Salinity significantly impairs plant growth primarily by making it difficult for plants to absorb water and by causing toxic effects from accumulated salts.
Excessive salts in the soil severely impact plant health starting with water availability.
The Primary Mechanism: Reduced Water Uptake
High concentrations of salt in the soil decrease the osmotic potential at the root surface. This means the water potential outside the plant roots is lower than inside the roots.
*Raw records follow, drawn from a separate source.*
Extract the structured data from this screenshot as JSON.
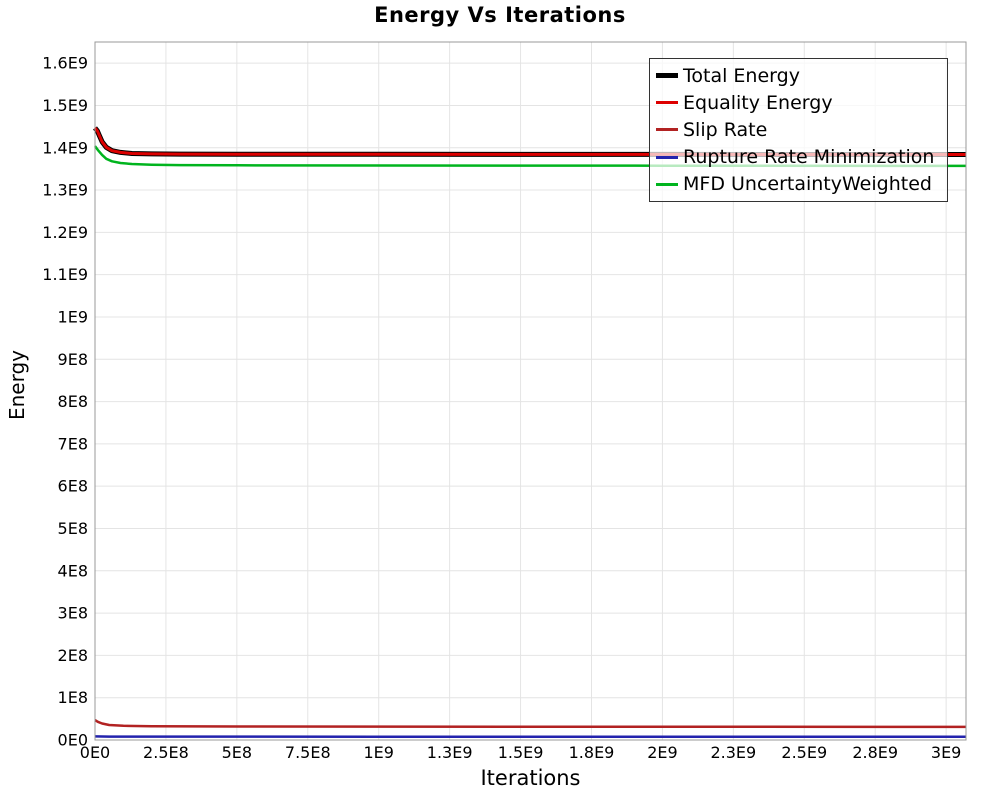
{
  "page": {
    "title": "Energy Vs Iterations"
  },
  "colors": {
    "background": "#ffffff",
    "grid": "#e4e4e4",
    "plot_border": "#989898",
    "legend_border": "#333333",
    "legend_background": "rgba(255,255,255,0.72)"
  },
  "chart_data": {
    "type": "line",
    "title": "Energy Vs Iterations",
    "xlabel": "Iterations",
    "ylabel": "Energy",
    "xlim": [
      0,
      3070000000.0
    ],
    "ylim": [
      0,
      1650000000.0
    ],
    "grid": true,
    "legend_position": "top-right",
    "x_ticks": {
      "values": [
        0,
        250000000.0,
        500000000.0,
        750000000.0,
        1000000000.0,
        1250000000.0,
        1500000000.0,
        1750000000.0,
        2000000000.0,
        2250000000.0,
        2500000000.0,
        2750000000.0,
        3000000000.0
      ],
      "labels": [
        "0E0",
        "2.5E8",
        "5E8",
        "7.5E8",
        "1E9",
        "1.3E9",
        "1.5E9",
        "1.8E9",
        "2E9",
        "2.3E9",
        "2.5E9",
        "2.8E9",
        "3E9"
      ]
    },
    "y_ticks": {
      "values": [
        0,
        100000000.0,
        200000000.0,
        300000000.0,
        400000000.0,
        500000000.0,
        600000000.0,
        700000000.0,
        800000000.0,
        900000000.0,
        1000000000.0,
        1100000000.0,
        1200000000.0,
        1300000000.0,
        1400000000.0,
        1500000000.0,
        1600000000.0
      ],
      "labels": [
        "0E0",
        "1E8",
        "2E8",
        "3E8",
        "4E8",
        "5E8",
        "6E8",
        "7E8",
        "8E8",
        "9E8",
        "1E9",
        "1.1E9",
        "1.2E9",
        "1.3E9",
        "1.4E9",
        "1.5E9",
        "1.6E9"
      ]
    },
    "series": [
      {
        "name": "Total Energy",
        "color": "#000000",
        "line_width": 5,
        "points": [
          [
            0,
            1447000000.0
          ],
          [
            8000000.0,
            1440000000.0
          ],
          [
            16000000.0,
            1428000000.0
          ],
          [
            25000000.0,
            1414000000.0
          ],
          [
            40000000.0,
            1401000000.0
          ],
          [
            60000000.0,
            1393000000.0
          ],
          [
            90000000.0,
            1389000000.0
          ],
          [
            130000000.0,
            1386500000.0
          ],
          [
            200000000.0,
            1385500000.0
          ],
          [
            300000000.0,
            1385000000.0
          ],
          [
            500000000.0,
            1384800000.0
          ],
          [
            1000000000.0,
            1384500000.0
          ],
          [
            1500000000.0,
            1384300000.0
          ],
          [
            2000000000.0,
            1384200000.0
          ],
          [
            2500000000.0,
            1384100000.0
          ],
          [
            3070000000.0,
            1384000000.0
          ]
        ]
      },
      {
        "name": "Equality Energy",
        "color": "#dd0000",
        "line_width": 3,
        "points": [
          [
            0,
            1447000000.0
          ],
          [
            8000000.0,
            1440000000.0
          ],
          [
            16000000.0,
            1428000000.0
          ],
          [
            25000000.0,
            1414000000.0
          ],
          [
            40000000.0,
            1401000000.0
          ],
          [
            60000000.0,
            1393000000.0
          ],
          [
            90000000.0,
            1389000000.0
          ],
          [
            130000000.0,
            1386500000.0
          ],
          [
            200000000.0,
            1385500000.0
          ],
          [
            300000000.0,
            1385000000.0
          ],
          [
            500000000.0,
            1384800000.0
          ],
          [
            1000000000.0,
            1384500000.0
          ],
          [
            1500000000.0,
            1384300000.0
          ],
          [
            2000000000.0,
            1384200000.0
          ],
          [
            2500000000.0,
            1384100000.0
          ],
          [
            3070000000.0,
            1384000000.0
          ]
        ]
      },
      {
        "name": "Slip Rate",
        "color": "#b22222",
        "line_width": 2.5,
        "points": [
          [
            0,
            47000000.0
          ],
          [
            10000000.0,
            43000000.0
          ],
          [
            25000000.0,
            39000000.0
          ],
          [
            50000000.0,
            35500000.0
          ],
          [
            100000000.0,
            33500000.0
          ],
          [
            200000000.0,
            32500000.0
          ],
          [
            500000000.0,
            32000000.0
          ],
          [
            1500000000.0,
            31500000.0
          ],
          [
            3070000000.0,
            31000000.0
          ]
        ]
      },
      {
        "name": "Rupture Rate Minimization",
        "color": "#2323ad",
        "line_width": 2.5,
        "points": [
          [
            0,
            8500000.0
          ],
          [
            50000000.0,
            8000000.0
          ],
          [
            1000000000.0,
            7700000.0
          ],
          [
            3070000000.0,
            7500000.0
          ]
        ]
      },
      {
        "name": "MFD UncertaintyWeighted",
        "color": "#00b41e",
        "line_width": 2.5,
        "points": [
          [
            0,
            1404000000.0
          ],
          [
            10000000.0,
            1395000000.0
          ],
          [
            25000000.0,
            1383000000.0
          ],
          [
            40000000.0,
            1374000000.0
          ],
          [
            60000000.0,
            1368000000.0
          ],
          [
            90000000.0,
            1364000000.0
          ],
          [
            130000000.0,
            1361500000.0
          ],
          [
            200000000.0,
            1360000000.0
          ],
          [
            300000000.0,
            1359000000.0
          ],
          [
            500000000.0,
            1358500000.0
          ],
          [
            1000000000.0,
            1358000000.0
          ],
          [
            2000000000.0,
            1357500000.0
          ],
          [
            3070000000.0,
            1357000000.0
          ]
        ]
      }
    ]
  }
}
As a result, water moves less readily, or in severe cases, can even move out of the roots, leading to reduced water uptake by the plant.
According to the provided information: "Excessive salts in the soil reduce water uptake by plants due to reduced osmotic potential at the root surface. This characterizes the early osmotic stress stage..."
This initial phase, characterized by the difficulty in absorbing water due to external osmotic pressure, is known as the osmotic stress stage.
Consequences for Plant Development
The plant's response to reduced water uptake has cascading effects on its growth and development:
- Stomatal Closure: To conserve limited water, plants close their stomata, the small pores on leaves used for gas exchange (like taking in carbon dioxide).
- Reduced Photosynthesis: Stomatal closure limits CO₂ uptake, which is essential for photosynthesis, the process plants use to create energy and build tissues.
- Reduced Shoot Growth: The combination of water stress, reduced photosynthesis, and potential ion toxicity inhibits cell expansion and division, leading directly to reduced shoot growth.
As the reference states, the osmotic stress stage "...leads to stomatal closure and reduced shoot growth."
Summary of Effects:
| Factor | Effect of High Salinity | Outcome on Plant Growth |
|---|---|---|
| Soil Water Potential | Reduced (lower) | Reduced water uptake |
| Plant Water Status | Decreased | Water stress (Osmotic) |
| Stomata | Closure | Reduced CO₂ uptake |
| Photosynthesis | Decreased | Reduced energy production |
| Shoot Growth | Significantly reduced or stopped | Smaller plants, lower yield |
Beyond osmotic stress, excessive salts can also lead to ion toxicity, where specific ions like sodium (Na⁺) and chloride (Cl⁻) accumulate in plant tissues to toxic levels, further damaging cells and metabolic processes.
Managing salinity often involves improving drainage to leach salts, using salt-tolerant plant varieties, and careful irrigation practices.